Life Insurance: Taking Care of Those Who Are Left Behind

Richard Baker took care of himself. He and his wife, Dee, both worked out regularly — and had even run some marathons. They were vegetarians, non-smokers and only had a rare drink on special occasions.

In his mid-50s, Richard felt and looked healthy right up until the moment when doctors discovered a cancerous football-sized tumor that had stealthily grown on his kidney.

“I am a biology professor, so I don’t sugarcoat things,” Dee said. “The minute I heard the diagnosis, I knew he was a dead man walking.”

Amid the crushing news was one silver lining. The Bakers were well prepared for the unexpected with life insurance from KVIS & Coe.


In 2014, the Bakers had worked with their Agent, to make sure they had enough life insurance coverage to provide financial security for the surviving spouse and their two young daughters.

“Richard was more than a customer, he was a good friend,” Joe said. “It was extremely humbling to play a part in putting together a plan for this man to take care of his family in his absence.
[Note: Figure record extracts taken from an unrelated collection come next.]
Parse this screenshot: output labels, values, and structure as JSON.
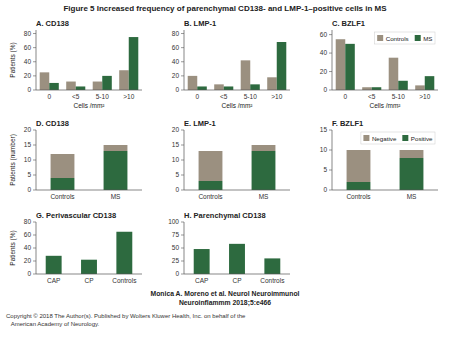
{
  "title": "Figure 5 Increased frequency of parenchymal CD138- and LMP-1–positive cells in MS",
  "subtitle": "Monica A. Moreno et al. Neurol Neuroimmunol\nNeuroinflammm 2018;5:e466",
  "annotations": [
    "Copyright © 2018 The Author(s). Published by Wolters Kluwer Health, Inc. on behalf of the\n   American Academy of Neurology."
  ],
  "chart_data": [
    {
      "type": "bar",
      "title": "A. CD138",
      "xlabel": "Cells /mm²",
      "ylabel": "Patients (%)",
      "categories": [
        "0",
        "<5",
        "5-10",
        ">10"
      ],
      "series": [
        {
          "color": "#9B9080",
          "values": [
            25,
            12,
            12,
            28
          ]
        },
        {
          "color": "#2D6A3F",
          "values": [
            10,
            5,
            20,
            75
          ]
        }
      ],
      "ylim": [
        0,
        85
      ],
      "yticks": [
        0,
        20,
        40,
        60,
        80
      ]
    },
    {
      "type": "bar",
      "title": "B. LMP-1",
      "xlabel": "Cells /mm²",
      "categories": [
        "0",
        "<5",
        "5-10",
        ">10"
      ],
      "series": [
        {
          "color": "#9B9080",
          "values": [
            20,
            8,
            42,
            18
          ]
        },
        {
          "color": "#2D6A3F",
          "values": [
            5,
            5,
            8,
            68
          ]
        }
      ],
      "ylim": [
        0,
        85
      ],
      "yticks": [
        0,
        20,
        40,
        60,
        80
      ]
    },
    {
      "type": "bar",
      "title": "C. BZLF1",
      "xlabel": "Cells /mm²",
      "categories": [
        "0",
        "<5",
        "5-10",
        ">10"
      ],
      "series": [
        {
          "name": "Controls",
          "color": "#9B9080",
          "values": [
            55,
            3,
            35,
            5
          ]
        },
        {
          "name": "MS",
          "color": "#2D6A3F",
          "values": [
            50,
            3,
            10,
            15
          ]
        }
      ],
      "ylim": [
        0,
        65
      ],
      "yticks": [
        0,
        20,
        40,
        60
      ],
      "legend": "upper right"
    },
    {
      "type": "bar",
      "stacked": true,
      "title": "D. CD138",
      "ylabel": "Patients (number)",
      "categories": [
        "Controls",
        "MS"
      ],
      "series": [
        {
          "color": "#2D6A3F",
          "values": [
            4,
            13
          ]
        },
        {
          "color": "#9B9080",
          "values": [
            8,
            2
          ]
        }
      ],
      "ylim": [
        0,
        20
      ],
      "yticks": [
        0,
        5,
        10,
        15,
        20
      ]
    },
    {
      "type": "bar",
      "stacked": true,
      "title": "E. LMP-1",
      "categories": [
        "Controls",
        "MS"
      ],
      "series": [
        {
          "color": "#2D6A3F",
          "values": [
            3,
            13
          ]
        },
        {
          "color": "#9B9080",
          "values": [
            10,
            2
          ]
        }
      ],
      "ylim": [
        0,
        20
      ],
      "yticks": [
        0,
        5,
        10,
        15,
        20
      ]
    },
    {
      "type": "bar",
      "stacked": true,
      "title": "F. BZLF1",
      "categories": [
        "Controls",
        "MS"
      ],
      "series": [
        {
          "name": "Positive",
          "color": "#2D6A3F",
          "values": [
            2,
            8
          ]
        },
        {
          "name": "Negative",
          "color": "#9B9080",
          "values": [
            8,
            2
          ]
        }
      ],
      "ylim": [
        0,
        15
      ],
      "yticks": [
        0,
        5,
        10,
        15
      ],
      "legend": "upper right"
    },
    {
      "type": "bar",
      "title": "G. Perivascular CD138",
      "ylabel": "Patients (%)",
      "categories": [
        "CAP",
        "CP",
        "Controls"
      ],
      "values": [
        28,
        22,
        65
      ],
      "color": "#2D6A3F",
      "ylim": [
        0,
        80
      ],
      "yticks": [
        0,
        20,
        40,
        60,
        80
      ]
    },
    {
      "type": "bar",
      "title": "H. Parenchymal CD138",
      "categories": [
        "CAP",
        "CP",
        "Controls"
      ],
      "values": [
        48,
        58,
        30
      ],
      "color": "#2D6A3F",
      "ylim": [
        0,
        100
      ],
      "yticks": [
        0,
        25,
        50,
        75,
        100
      ]
    }
  ]
}
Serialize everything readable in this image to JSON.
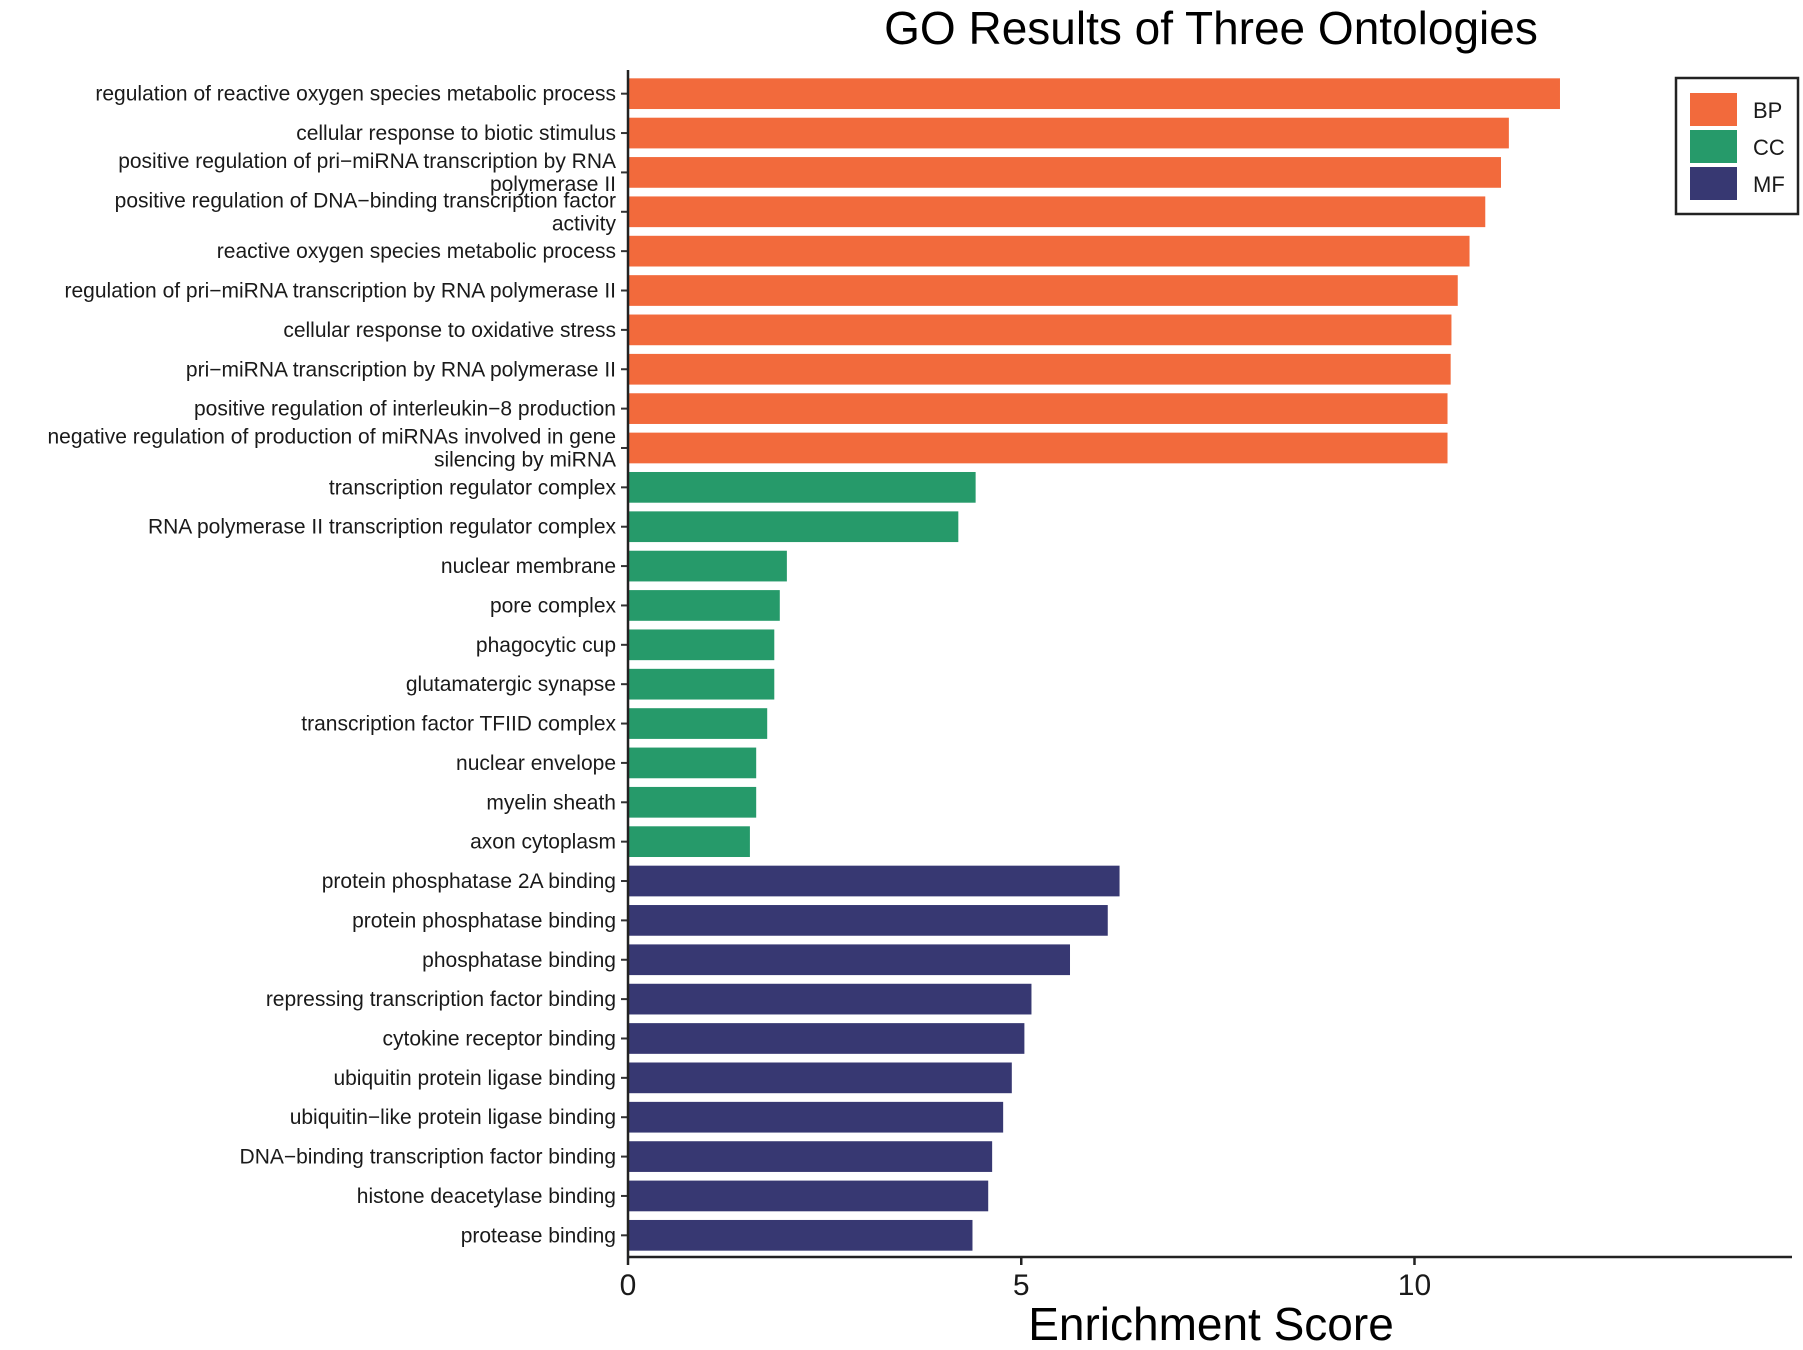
{
  "chart_data": {
    "type": "bar",
    "orientation": "horizontal",
    "title": "GO Results of Three Ontologies",
    "xlabel": "Enrichment Score",
    "ylabel": "",
    "xlim": [
      0,
      14.8
    ],
    "xticks": [
      0,
      5,
      10
    ],
    "grid": false,
    "legend_position": "top-right",
    "series": [
      {
        "name": "BP",
        "color": "#F26A3C"
      },
      {
        "name": "CC",
        "color": "#269A6A"
      },
      {
        "name": "MF",
        "color": "#373872"
      }
    ],
    "categories": [
      {
        "label": "regulation of reactive oxygen species metabolic process",
        "value": 11.85,
        "ontology": "BP"
      },
      {
        "label": "cellular response to biotic stimulus",
        "value": 11.2,
        "ontology": "BP"
      },
      {
        "label": "positive regulation of pri−miRNA transcription by RNA polymerase II",
        "lines": [
          "positive regulation of pri−miRNA transcription by RNA",
          "polymerase II"
        ],
        "value": 11.1,
        "ontology": "BP"
      },
      {
        "label": "positive regulation of DNA−binding transcription factor activity",
        "lines": [
          "positive regulation of DNA−binding transcription factor",
          "activity"
        ],
        "value": 10.9,
        "ontology": "BP"
      },
      {
        "label": "reactive oxygen species metabolic process",
        "value": 10.7,
        "ontology": "BP"
      },
      {
        "label": "regulation of pri−miRNA transcription by RNA polymerase II",
        "value": 10.55,
        "ontology": "BP"
      },
      {
        "label": "cellular response to oxidative stress",
        "value": 10.47,
        "ontology": "BP"
      },
      {
        "label": "pri−miRNA transcription by RNA polymerase II",
        "value": 10.46,
        "ontology": "BP"
      },
      {
        "label": "positive regulation of interleukin−8 production",
        "value": 10.42,
        "ontology": "BP"
      },
      {
        "label": "negative regulation of production of miRNAs involved in gene silencing by miRNA",
        "lines": [
          "negative regulation of production of miRNAs involved in gene",
          "silencing by miRNA"
        ],
        "value": 10.42,
        "ontology": "BP"
      },
      {
        "label": "transcription regulator complex",
        "value": 4.42,
        "ontology": "CC"
      },
      {
        "label": "RNA polymerase II transcription regulator complex",
        "value": 4.2,
        "ontology": "CC"
      },
      {
        "label": "nuclear membrane",
        "value": 2.02,
        "ontology": "CC"
      },
      {
        "label": "pore complex",
        "value": 1.93,
        "ontology": "CC"
      },
      {
        "label": "phagocytic cup",
        "value": 1.86,
        "ontology": "CC"
      },
      {
        "label": "glutamatergic synapse",
        "value": 1.86,
        "ontology": "CC"
      },
      {
        "label": "transcription factor TFIID complex",
        "value": 1.77,
        "ontology": "CC"
      },
      {
        "label": "nuclear envelope",
        "value": 1.63,
        "ontology": "CC"
      },
      {
        "label": "myelin sheath",
        "value": 1.63,
        "ontology": "CC"
      },
      {
        "label": "axon cytoplasm",
        "value": 1.55,
        "ontology": "CC"
      },
      {
        "label": "protein phosphatase 2A binding",
        "value": 6.25,
        "ontology": "MF"
      },
      {
        "label": "protein phosphatase binding",
        "value": 6.1,
        "ontology": "MF"
      },
      {
        "label": "phosphatase binding",
        "value": 5.62,
        "ontology": "MF"
      },
      {
        "label": "repressing transcription factor binding",
        "value": 5.13,
        "ontology": "MF"
      },
      {
        "label": "cytokine receptor binding",
        "value": 5.04,
        "ontology": "MF"
      },
      {
        "label": "ubiquitin protein ligase binding",
        "value": 4.88,
        "ontology": "MF"
      },
      {
        "label": "ubiquitin−like protein ligase binding",
        "value": 4.77,
        "ontology": "MF"
      },
      {
        "label": "DNA−binding transcription factor binding",
        "value": 4.63,
        "ontology": "MF"
      },
      {
        "label": "histone deacetylase binding",
        "value": 4.58,
        "ontology": "MF"
      },
      {
        "label": "protease binding",
        "value": 4.38,
        "ontology": "MF"
      }
    ]
  }
}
Unfortunately, I can’t replace the great dad, the husband, the son. But we were able to take away a lot of the potential financial hardship for those he left behind.”

The Bakers were motivated to get life insurance, in part, by the fact that each had lost their fathers at a young age.

“I was 7 when my dad died and my girls were 7 and 9 when Richard died, so I have been on both sides of this,” Dee said. “We were both very pragmatic when it came to life insurance. So many people operate in a vacuum assuming bad things won’t happen to them. We knew they could.”


Of course, knowing what could happen didn’t make experiencing it any easier. Richard received the diagnosis in May 2018. While he underwent treatments to provide him some more time, he passed away on Thanksgiving Day 2020. He was at home, Dee at his side.

“Even when you have things in order, the first year after your spouse passes away is an absolute nightmare,” Dee says. “You are so distraught and mentally and emotionally tapped out from being a caregiver to someone with a terminal illness. I can’t imagine how much worse it would have been if I also had to worry about a financial struggle.”

The Bakers had been wise with their money, focusing on living debt free and making investments. That discipline, along with the life insurance money, has put Dee in a position of knowing she and her daughters have a secure financial future.

The life insurance money for the girls was put into a trust that they can access at age 30. Dee is able to make withdrawals to cover expenses such as braces and, eventually, college tuition.

She received the payout from the policy almost immediately after Richard’s death with minimal paperwork and no waiting and wondering when the money would be distributed.


While sharing her story is painful, Dee takes every opportunity to urge friends, family and colleagues to take action now to make sure they have adequate life insurance coverage.

“A lot of people don’t want to have those conversations. They don’t want to deal with their own mortality,” Dee said. “I get that, it’s not a pleasant conversation, but it is one you need to have.

“My message to people is make sure you have your ducks in a row and your back porch clean. I know people in similar situations who have no life insurance and it’s a real struggle. Becoming a single parent is hard enough without having to worry about if you have enough money to make it and provide for your family.”